I find myself in a constant state of confusion. I feel happy, content with my life but every day I wake into the light of the morning sun questioning everything. I know questioning things is good, yet I can’t help but wonder if it ever holds me back? Does all this analysis lead to paralysis? I question not only question everything around me but perhaps, most importantly, myself. That can’t be good can it? Or is it? Or am I just over thinking?
These are questions I find myself asking on a daily basis:
- Am I supposed to know what I want to do by now?
- If so, am I supposed to know how to do it?
- If not, will I need to find out soon?
- How do I find out?
- Do I want you?
- Do I want anyone?
- Do I just want wine and chocolate?
- Am I supposed to find things this hard?
- Is it normal to be this confused?
- Are other people this confused?
- Is it okay to ask people if they are confused?
- What do I want for dinner tonight?
- Is it supposed to look like that?
- Am I good enough for this?
- Am I good enough for anything?
- Is that song I just wrote mega cringe?
- I think that song I just wrote was mega cringe…
- Why am I not Joni Mitchell?
- Why am I not Bob Dylan?
- Why am I not Beyoncé?
- Did that person just double take at my face?

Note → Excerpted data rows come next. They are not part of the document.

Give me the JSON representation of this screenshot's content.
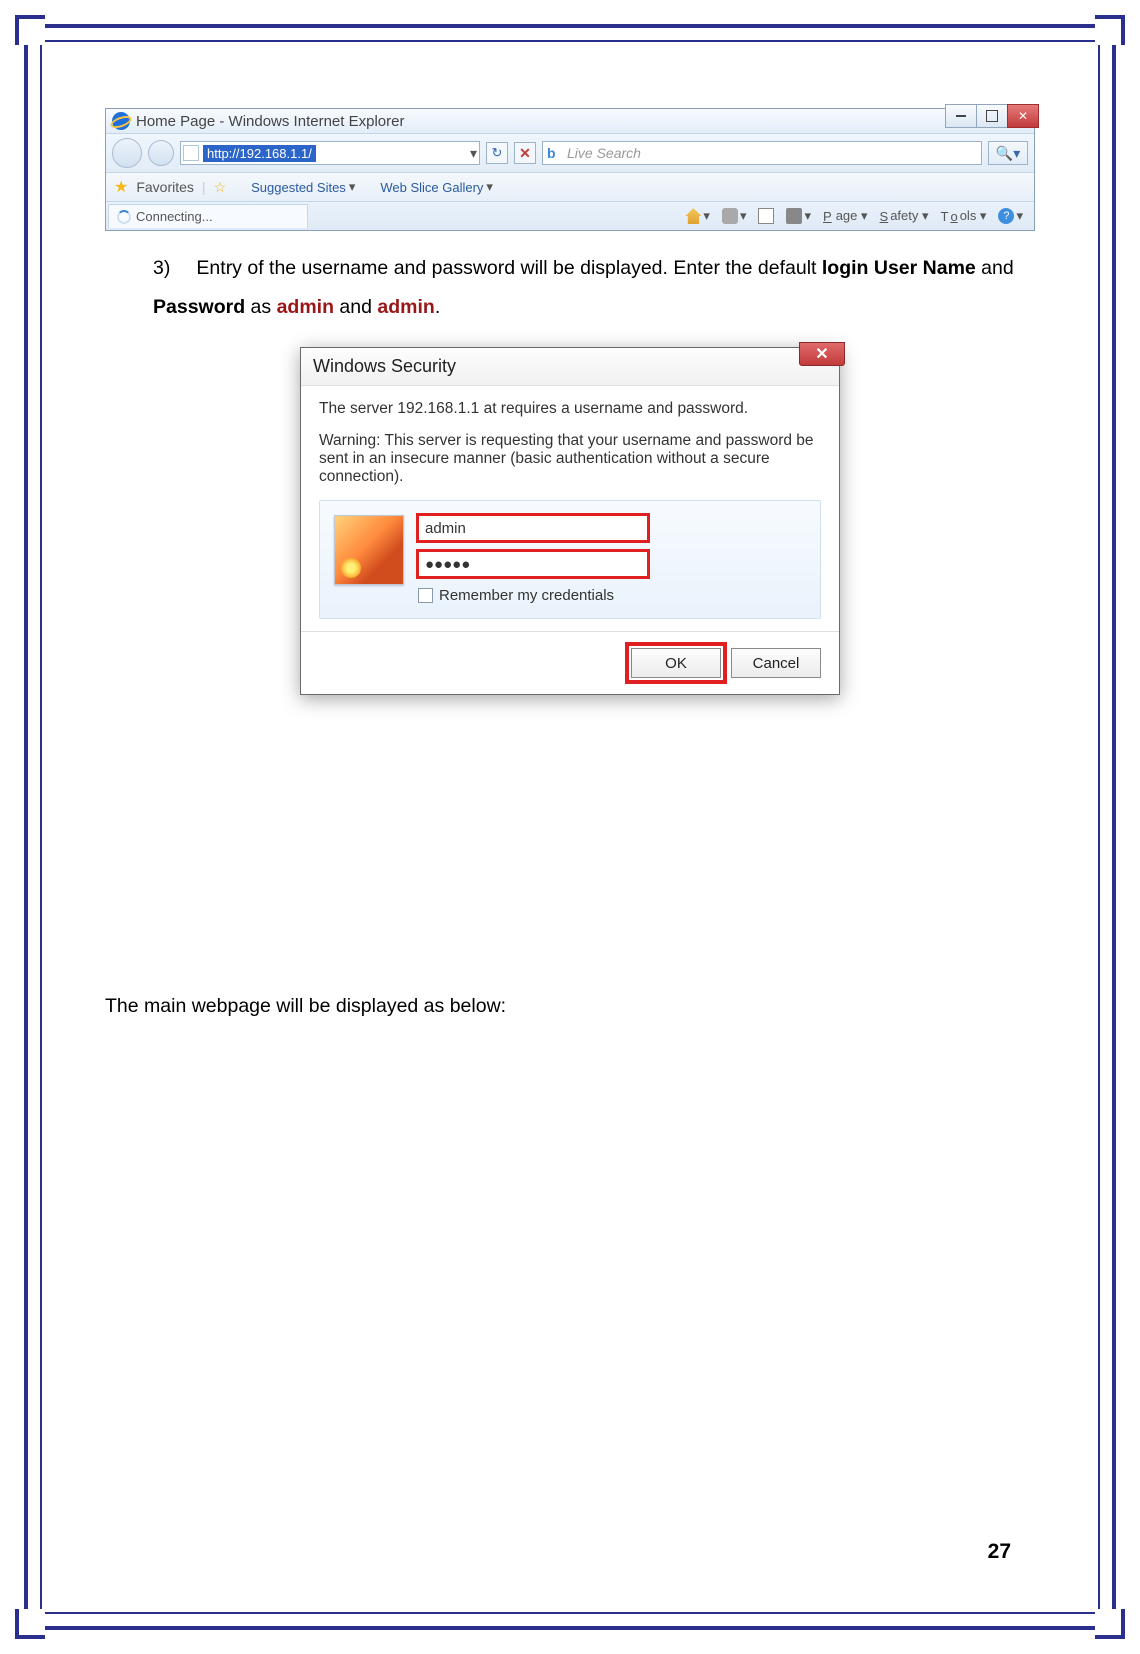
{
  "browser": {
    "title": "Home Page - Windows Internet Explorer",
    "url": "http://192.168.1.1/",
    "favorites_label": "Favorites",
    "suggested_sites": "Suggested Sites",
    "web_slice": "Web Slice Gallery",
    "tab_label": "Connecting...",
    "search_placeholder": "Live Search",
    "menu_page": "Page",
    "menu_safety": "Safety",
    "menu_tools": "Tools"
  },
  "step": {
    "number": "3)",
    "text_before_login": "Entry of the username and password will be displayed. Enter the default ",
    "login_username": "login User Name",
    "and": " and ",
    "password": "Password",
    "as": " as ",
    "admin1": "admin",
    "and2": " and ",
    "admin2": "admin",
    "period": "."
  },
  "dialog": {
    "title": "Windows Security",
    "msg1": "The server 192.168.1.1 at  requires a username and password.",
    "msg2": "Warning: This server is requesting that your username and password be sent in an insecure manner (basic authentication without a secure connection).",
    "username_value": "admin",
    "password_value": "●●●●●",
    "remember_label": "Remember my credentials",
    "ok_label": "OK",
    "cancel_label": "Cancel"
  },
  "footer_text": "The main webpage will be displayed as below:",
  "page_number": "27"
}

- Maybe I look really good today?
- Maybe they think I’m really pretty?
- Or maybe I look like a troll?
- Probably a troll
- What do I want?
This can’t just be me can it?
I think the worst part of it is that it’s all driven by fear. A constant, underlying fear in everything I do. Failure. The Unknown. Being alone. Perhaps most of all the fear of waking up in 20 years time and realizing it all wasn’t worth it. Realising I should have done something else. Realizing I should have loved someone else. Realising all the time and opportunity I wasted. And that is what is truly terrifying.
And it is this that holds me back.
If you’ve ever seen that Friends episode, you’ll get it. Chandler convinces Rachel to overcome her fear and quit her job and go find a carrer she’d love. Released from the deathly grip of the fear she soon finds a job she loves and has a baby and gets off the plane and lives happily ever after with Ross and omg yay. Its about releasing that fear and letting go. Granted, we don’t all look like JenAn and don’t have scriptwriters dictating our lives but STILL. The principle remains.
I only wish I could be like Rachel.
Stop terrifying myself so much with the idea of the future that I’m too afraid to take action in the present. Stop questioning myself so much and give my maimed self-confidence enough time to heal and repair.
I’m capable of great things and I know I am. And so are you. It’s just about belief. And we’ll get there, no fear.